The recipients of the Schenck pamphlets were invited to interpret the ideas that are embedded within the text, then take action upon these ideas if they felt inclined to do so. Unlike shouting “Fire!” in a crowded theater, the results that stem from the interpretation of the pamphlets will be more diverse than that of hearing a shout of “Fire!” in a crowded theater. In hearing a shout of “Fire!” in a crowded theater, we are conditioned to run for our lives due to the potential danger it may involve. Rarely do we hesitate and analyze the validity in the shout of “Fire!” in a crowded theater due to the risk involved in our decision making. The analogy of distributing the Schenck pamphlets to shouting “Fire!” in a crowded theater is ludicrous for it is not “an automatic stimulus to panic” (Dershowitz, 327).

A shout of “Fire!” in a crowded theater is merely a verbal alarm, and not speech, for there is a very small amount of (if any) information being conveyed in the making of this “clang sound”:

The man who shouts Fire! in a crowded theater is neither sending a political message nor inviting his listeners to think about what he has said and decide what to do in a rational, calculated manner. On the contrary, the message is designed to force action without contemplation. The message Fire! is directed not to the mind and the conscience of the listener but, rather, to his adrenaline and his feet. It is a stimulus to immediate action, not thoughtful reflection. (Dershowitz, 325)

Our survival instincts would cause us to run out of the crowded theater if someone were to shout “Fire!”; this priority of self-preservation causes chaos.
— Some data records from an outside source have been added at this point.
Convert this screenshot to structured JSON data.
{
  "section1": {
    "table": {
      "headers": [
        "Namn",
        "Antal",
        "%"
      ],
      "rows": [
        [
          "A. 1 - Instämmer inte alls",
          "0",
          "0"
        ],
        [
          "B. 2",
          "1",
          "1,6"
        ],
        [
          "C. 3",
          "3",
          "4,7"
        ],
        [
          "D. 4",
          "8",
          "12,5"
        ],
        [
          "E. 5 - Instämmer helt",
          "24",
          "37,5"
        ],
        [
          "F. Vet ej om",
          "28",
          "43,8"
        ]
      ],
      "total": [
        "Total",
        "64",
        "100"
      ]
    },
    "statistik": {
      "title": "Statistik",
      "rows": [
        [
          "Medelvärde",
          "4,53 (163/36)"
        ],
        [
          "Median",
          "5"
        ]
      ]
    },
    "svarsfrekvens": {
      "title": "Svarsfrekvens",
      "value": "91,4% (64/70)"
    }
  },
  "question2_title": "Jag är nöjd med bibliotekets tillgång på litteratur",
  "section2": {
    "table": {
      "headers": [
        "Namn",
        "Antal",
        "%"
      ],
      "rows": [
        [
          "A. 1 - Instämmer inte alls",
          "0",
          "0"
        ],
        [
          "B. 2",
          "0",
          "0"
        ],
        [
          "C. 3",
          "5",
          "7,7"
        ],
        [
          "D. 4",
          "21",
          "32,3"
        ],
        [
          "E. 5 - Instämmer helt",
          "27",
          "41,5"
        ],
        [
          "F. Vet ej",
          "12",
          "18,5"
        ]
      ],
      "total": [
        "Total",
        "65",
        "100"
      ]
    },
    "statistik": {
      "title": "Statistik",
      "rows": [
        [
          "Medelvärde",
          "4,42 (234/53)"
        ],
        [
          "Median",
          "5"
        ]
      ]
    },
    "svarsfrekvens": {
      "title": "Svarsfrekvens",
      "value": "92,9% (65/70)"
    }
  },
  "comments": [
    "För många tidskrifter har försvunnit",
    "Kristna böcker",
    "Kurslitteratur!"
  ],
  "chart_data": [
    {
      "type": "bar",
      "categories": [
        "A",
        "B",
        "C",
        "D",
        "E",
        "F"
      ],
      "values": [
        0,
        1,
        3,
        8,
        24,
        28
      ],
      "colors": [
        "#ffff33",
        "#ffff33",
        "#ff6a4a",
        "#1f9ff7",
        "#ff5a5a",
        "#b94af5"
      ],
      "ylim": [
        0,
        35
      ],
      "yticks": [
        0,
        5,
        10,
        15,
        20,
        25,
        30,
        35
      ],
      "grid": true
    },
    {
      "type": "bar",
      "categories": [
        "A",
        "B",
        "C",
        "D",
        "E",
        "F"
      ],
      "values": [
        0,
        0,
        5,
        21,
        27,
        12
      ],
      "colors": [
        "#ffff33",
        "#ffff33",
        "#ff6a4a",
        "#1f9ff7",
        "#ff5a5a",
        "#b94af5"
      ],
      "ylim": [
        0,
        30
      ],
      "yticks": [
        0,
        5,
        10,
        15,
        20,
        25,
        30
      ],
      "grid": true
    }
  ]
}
The ideas embedded within the First Amendment are left open for interpretation by its audience due to the ever changing nature of society. It is then the different interpretations of the First Amendment that causes disagreement among individuals in justifying their case. In the case of Schenck v. United States, however, Justice Holmes’ analogy of shouting “Fire!” in a crowded theater to the distribution of the political pamphlets was a poor interpretation of the ideas behind the First Amendment. Although “not a single recipient of the Schenck pamphlet is known to have changed his mind after reading it” (Dershowitz, 326), Schenck was convicted because “the pamphlet created a clear and present danger of hindering the war effort” (Dershowitz, 325). In no way does the scenario of the Schenck pamphlet echo that of shouting “Fire!” in a crowded theater, for it does not directly lead to unnecessary chaos and panic. Inherent in the reading of the pamphlets involves “a sophisticated ability to think conceptually, deductively and sequentially; a high valuation of reason and order; an abhorrence of contradiction; a large capacity for detachment and objectivity; and a tolerance for delayed response” (Postman, 63). If indeed the Schenck pamphlets should be analogized to shouting “Fire!” in a crowded theater, then should the writers of the National Inquirer, Saturday Night Live, David Letterman, etc. also be convicted for misinformation and falsely portraying public figures? Fortunately, we are now able to realize the lunacy of Justice Holmes’ “Fire!” analogy and reassess the ideas behind the First Amendment.

Dershowitx, Alan. “Shouting Fire!.” The Best American Essays, College Ed. Robert Atwan, ed. Boston: Houghton Mifflin Company, 1998. 323-329.

Postman, Neil. Amusing Ourselves to Death. New York: Penguin Books, 1986.